Zira şükür¸ bir sevincin dışa vurulmasıdır. Şükür yolunu tutanlar; kendilerine ihsan edilen nimetlerin, sebeplerden ya da vasıtalardan değil, ancak Allah’tan geldiğini itiraf ederler. Kalbin şükrü, nimetleri verenin Allah olduğuna inanmak ve bütün yaratılmışlar için iyilik düşünmek; dilin şükrü, Allah’ın verdiği nimetlere minnettarlığını ifade etmek; bedenin şükrü, varlığını Allah’ın rızasına uygun bir şekilde sürdürmek, namaz, oruç gibi ibadetleri eda etmek ve O’nun yasaklarından uzak durup buyruklarını yerine getirmek; malın şükrü ise sadaka ve zekât vermektir. Şükür, nimetlerin farkında olmaktan ve dille ifade etmekten başlar ve nimetin kendi cinsinden yerine getirilir. Verilen malın şükrü, aynı cinsinden olarak onu Mevlâ Te‘âlâ’nın yolunda sarf etmekle mümkün olur.

Değerli Karseşlerim!

Kur’an’da zekatın 27 yerde namazla birlikte zikredilmiş olmasına baktığımızda imanımızın kemale ermesine olgun mümin olmamıza vesile olacak bir ibadet olduğunu anlıyoruz. Zira namaz, dinin direği; zekat da İslam’ın köprüsü kılınmış. yani birisi dini, diğeri asayişi muhafaza eden iki ilahi esas olarak birbirlerine bağlanmışlardır.
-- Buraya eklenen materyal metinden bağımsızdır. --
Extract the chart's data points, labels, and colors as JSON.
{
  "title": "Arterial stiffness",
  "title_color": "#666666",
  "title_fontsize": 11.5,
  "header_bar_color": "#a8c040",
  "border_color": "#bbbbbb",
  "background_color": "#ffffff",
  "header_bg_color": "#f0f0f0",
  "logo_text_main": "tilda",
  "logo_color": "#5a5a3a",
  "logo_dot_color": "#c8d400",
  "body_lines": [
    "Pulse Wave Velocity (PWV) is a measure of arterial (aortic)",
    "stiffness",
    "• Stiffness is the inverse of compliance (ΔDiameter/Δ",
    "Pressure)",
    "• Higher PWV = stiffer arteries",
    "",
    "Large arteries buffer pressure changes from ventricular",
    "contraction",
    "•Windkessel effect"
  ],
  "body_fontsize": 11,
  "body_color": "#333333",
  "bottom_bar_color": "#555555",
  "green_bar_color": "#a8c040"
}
Müslümanların birbirlerine yardım etmeleri, ancak zekat köprüsünü tesis etmekle mümkündür. Tarihin ortaya koyduğu en mükemmel ve minnetsiz yardımlaşma müessesesi zekattır. İnsanların toplumsal hayatında intizam ve asayişi temin eden, zekattır. İnsanların birbirlerine kin ve nefretle bakmalarını ortadan kaldıran ve zenginlerin fakirlere merhamet duymalarını, fakirlerin ise zenginlere karşı dua ve şükran hisleri taşımasını temin eden, yine zekattır. 

Zekat insanları sevgi saygıve kardeşlik bağlarıyla kaynaştırıp bir araya getirir. Gönülden gönüle köprüler kurulmasına vesile olur. Bu sebeple Resulullah Efendimiz (sav) :

ألزكاة قنطرة الإسلام

Zekât,İslâm’ın köprüsüdür buyurmuşlardır. (Beyhakî, Şuab, III, 20, 195; Heysemî, III, 62)
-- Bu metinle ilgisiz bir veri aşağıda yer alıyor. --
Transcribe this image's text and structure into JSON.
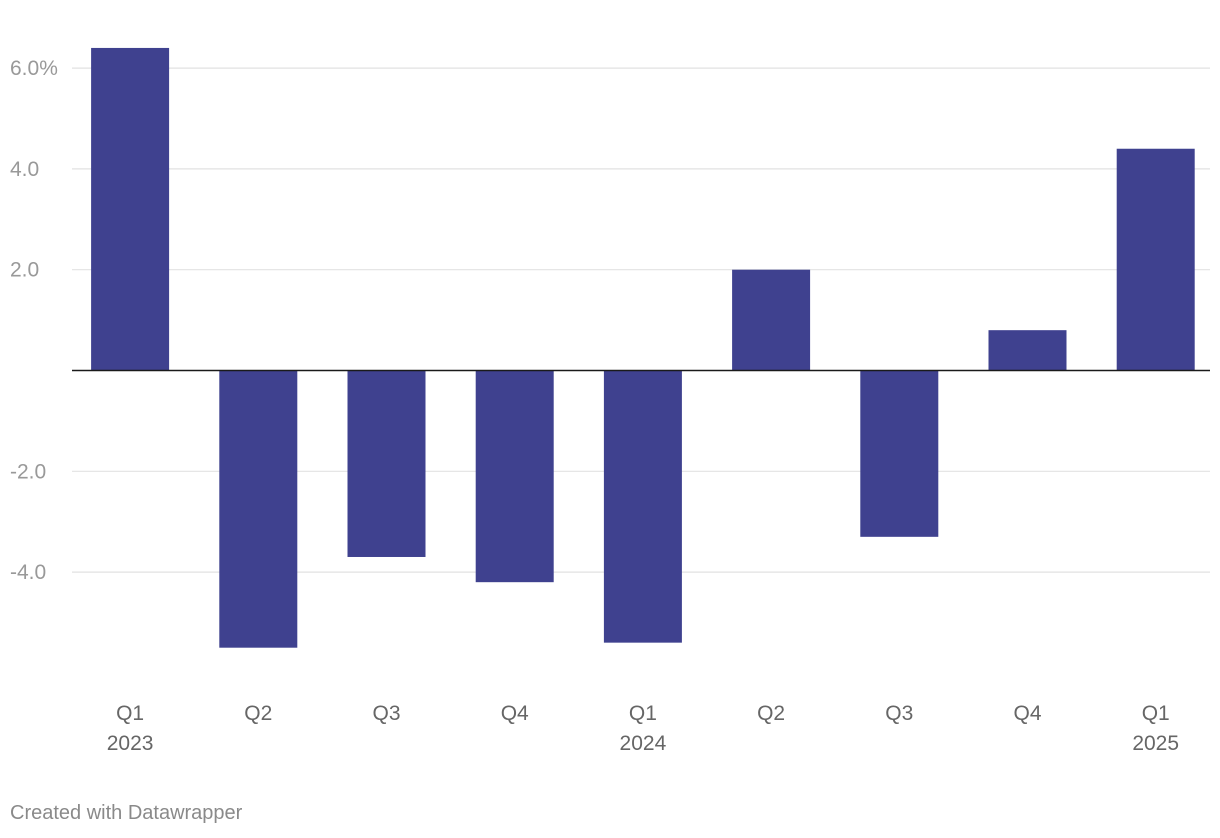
{
  "chart_data": {
    "type": "bar",
    "categories": [
      {
        "quarter": "Q1",
        "year": "2023"
      },
      {
        "quarter": "Q2",
        "year": ""
      },
      {
        "quarter": "Q3",
        "year": ""
      },
      {
        "quarter": "Q4",
        "year": ""
      },
      {
        "quarter": "Q1",
        "year": "2024"
      },
      {
        "quarter": "Q2",
        "year": ""
      },
      {
        "quarter": "Q3",
        "year": ""
      },
      {
        "quarter": "Q4",
        "year": ""
      },
      {
        "quarter": "Q1",
        "year": "2025"
      }
    ],
    "values": [
      6.4,
      -5.5,
      -3.7,
      -4.2,
      -5.4,
      2.0,
      -3.3,
      0.8,
      4.4
    ],
    "yticks": [
      {
        "value": 6,
        "label": "6.0%"
      },
      {
        "value": 4,
        "label": "4.0"
      },
      {
        "value": 2,
        "label": "2.0"
      },
      {
        "value": -2,
        "label": "-2.0"
      },
      {
        "value": -4,
        "label": "-4.0"
      }
    ],
    "ylim": [
      -6.0,
      7.0
    ],
    "grid": true,
    "title": "",
    "xlabel": "",
    "ylabel": "",
    "bar_color": "#3f418f"
  },
  "footer": {
    "credit": "Created with Datawrapper"
  }
}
Bu hadis-i şerif, zekâtın aynı zamanda âhirette kurulan bir köprü olduğunu da beyan etmektedir. Katâde’nin nakline göre;

Zekât, Cehennem ile Cennet arasında bir köprüdür. Kim zekâtını öderse köprüyü geçerek Cennet’e nâil olur. (Abdurrazzâk, Musannef, IV, 108)
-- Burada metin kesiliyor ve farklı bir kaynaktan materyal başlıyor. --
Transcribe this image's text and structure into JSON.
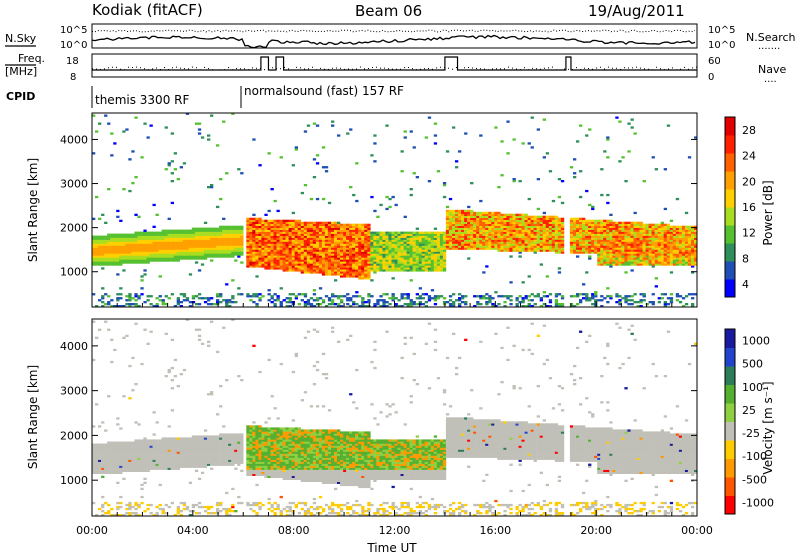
{
  "header": {
    "station": "Kodiak (fitACF)",
    "beam": "Beam 06",
    "date": "19/Aug/2011"
  },
  "strip": {
    "nsky_label": "N.Sky",
    "nsearch_label": "N.Search",
    "nsearch_dots": "·······",
    "noise_ticks_left": [
      "10^5",
      "10^0"
    ],
    "noise_ticks_right": [
      "10^5",
      "10^0"
    ],
    "freq_label_1": "Freq.",
    "freq_label_2": "[MHz]",
    "freq_ticks": [
      "18",
      "8"
    ],
    "nave_label": "Nave",
    "nave_dots": "····",
    "nave_ticks": [
      "60",
      "0"
    ],
    "cpid_label": "CPID",
    "cpid_1": "themis 3300 RF",
    "cpid_2": "normalsound (fast) 157 RF"
  },
  "colors": {
    "power": [
      "#0000ff",
      "#1f4fb4",
      "#2f8f5a",
      "#55c030",
      "#a8dd20",
      "#ffd000",
      "#ffa000",
      "#ff6000",
      "#ff2000",
      "#e00000"
    ],
    "velocity": [
      "#1a1aa0",
      "#2244cc",
      "#2e7d5a",
      "#55b030",
      "#8fd040",
      "#c0c0b8",
      "#ffcc00",
      "#ff9900",
      "#ff5500",
      "#ff0000"
    ],
    "gray": "#c0c0b8"
  },
  "chart_data": [
    {
      "type": "heatmap",
      "panel": "power",
      "ylabel": "Slant Range [km]",
      "xlabel": "",
      "ylim": [
        200,
        4600
      ],
      "yticks": [
        "1000",
        "2000",
        "3000",
        "4000"
      ],
      "xlim_hours": [
        0,
        24
      ],
      "colorbar_label": "Power [dB]",
      "colorbar_ticks": [
        "4",
        "8",
        "12",
        "16",
        "20",
        "24",
        "28"
      ],
      "colorbar_range": [
        0,
        30
      ]
    },
    {
      "type": "heatmap",
      "panel": "velocity",
      "ylabel": "Slant Range [km]",
      "xlabel": "Time UT",
      "ylim": [
        200,
        4600
      ],
      "yticks": [
        "1000",
        "2000",
        "3000",
        "4000"
      ],
      "xticks": [
        "00:00",
        "04:00",
        "08:00",
        "12:00",
        "16:00",
        "20:00",
        "00:00"
      ],
      "xlim_hours": [
        0,
        24
      ],
      "colorbar_label": "Velocity [m s⁻¹]",
      "colorbar_ticks": [
        "1000",
        "500",
        "100",
        "25",
        "-25",
        "-100",
        "-500",
        "-1000"
      ]
    }
  ]
}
Zekat, aynı zamanda Allahu Teala’nın rahmeti ile muamele etmesine bizi mazhar kılacak olan da bir ibadettir. Nur süresinin 56. Ayetinde وَاَق۪يمُوا الصَّلٰوةَ وَاٰتُوا الزَّكٰوةَ وَاَط۪يعُوا الرَّسُولَ لَعَلَّكُمْ تُرْحَمُونَ

Namazı kılın zekatı verin peygambere itaat edin ki size merhamet edilsin” buyrulmuştur.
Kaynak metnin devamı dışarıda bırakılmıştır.